I like st, but lacking the ability to scroll by default is ridiculous.
suckless is right about systemd.
some several years ago they were involved in some weird right-wing crap. one member threw around the term “cultural marxism” when questioned about it. mark of the beast. don’t trust anyone who talks like that.
I have no idea if these reprehensible political leanings still define them in any way today.
rust

Credit: analognowhere
Rust is fucking unreadable.
For all the things people like to say about Rust, the best I’ve heard was “the rust community is very imperialist”.
Like any project worth its salt, Rust’s community is full of egocentric people. To the Archetypical Rust Programmer, other languages are only obstacles to overcome. This fictional insane programmer also conveniently ignores that Rust entirely depends on a backend written in C++.

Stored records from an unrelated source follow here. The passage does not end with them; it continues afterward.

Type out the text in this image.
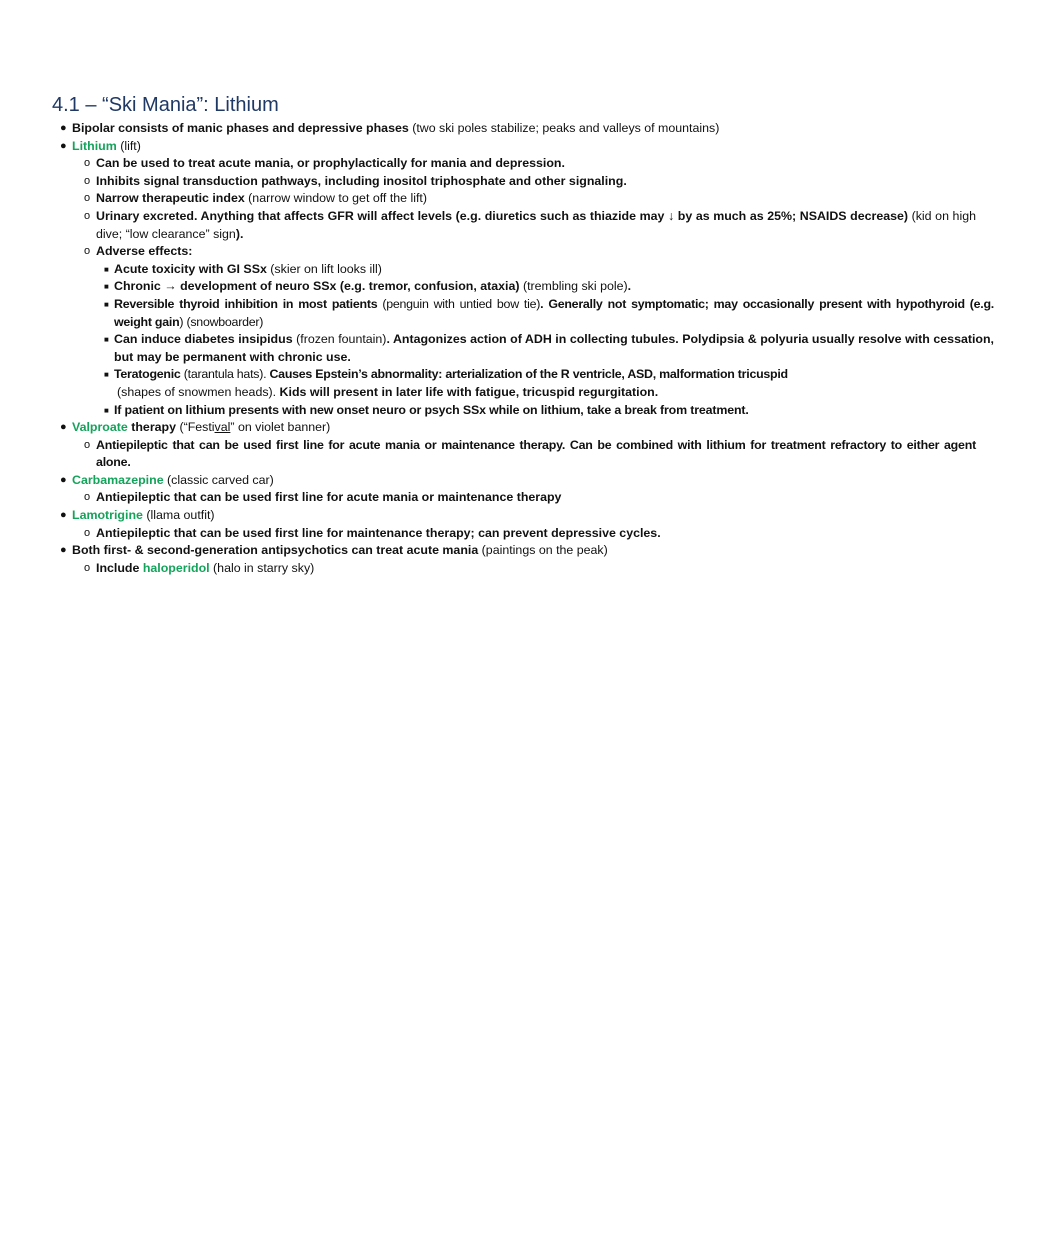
4.1 – “Ski Mania”: Lithium
● Bipolar consists of manic phases and depressive phases (two ski poles stabilize; peaks and valleys of mountains)
● Lithium (lift)
o Can be used to treat acute mania, or prophylactically for mania and depression.
o Inhibits signal transduction pathways, including inositol triphosphate and other signaling.
o Narrow therapeutic index (narrow window to get off the lift)
o Urinary excreted. Anything that affects GFR will affect levels (e.g. diuretics such as thiazide may ↓ by as much as 25%; NSAIDS decrease) (kid on high dive; “low clearance” sign).
o Adverse effects:
■ Acute toxicity with GI SSx (skier on lift looks ill)
■ Chronic → development of neuro SSx (e.g. tremor, confusion, ataxia) (trembling ski pole).
■ Reversible thyroid inhibition in most patients (penguin with untied bow tie). Generally not symptomatic; may occasionally present with hypothyroid (e.g. weight gain) (snowboarder)
■ Can induce diabetes insipidus (frozen fountain). Antagonizes action of ADH in collecting tubules. Polydipsia & polyuria usually resolve with cessation, but may be permanent with chronic use.
■ Teratogenic (tarantula hats). Causes Epstein’s abnormality: arterialization of the R ventricle, ASD, malformation tricuspid
(shapes of snowmen heads). Kids will present in later life with fatigue, tricuspid regurgitation.
■ If patient on lithium presents with new onset neuro or psych SSx while on lithium, take a break from treatment.
● Valproate therapy (“Festival” on violet banner)
o Antiepileptic that can be used first line for acute mania or maintenance therapy. Can be combined with lithium for treatment refractory to either agent alone.
● Carbamazepine (classic carved car)
o Antiepileptic that can be used first line for acute mania or maintenance therapy
● Lamotrigine (llama outfit)
o Antiepileptic that can be used first line for maintenance therapy; can prevent depressive cycles.
● Both first- & second-generation antipsychotics can treat acute mania (paintings on the peak)
o Include haloperidol (halo in starry sky)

I shudder at the thought that one day, we may not be able to compile the Linux kernel without the LLVM toolchain.
I hope one day Rust will be able to peacefully coexist with C but largely replace more harmful languages like C++.
The day Rust gets a real compiler is the day Rust becomes a great language. For now it’s just an alright one.
sudo
sudo is awful big for what most people use it for. apparently it has some advanced features that some administrators are real thankful for, but the typical user will never know.
did you know that the sudo project’s mascot is a sandwich?

/etc/sudoers is way harder to read than anything should ever be, especially given its importance to big vital infrastructure. this is such a problem that they scream at you not to edit sudo’s configuration directly, but instead through visudo so nothing will save if there are errors.
most people would do just fine without sudo and with something simpler and easier to use like doas from OpenBSD.
a sudoers file can be hundreds of lines long on a fresh install of Ubuntu. this, however, is my entire OpenDoas /etc/doas.conf file:
permit nopass :wheel
…not only is this easier to read than
%wheel ALL=(ALL) NOPASSWD: ALL
…but the entirety of the OpenDoas config is one line on my machine, whereas this would be one among tens or hundreds of lines in sudo.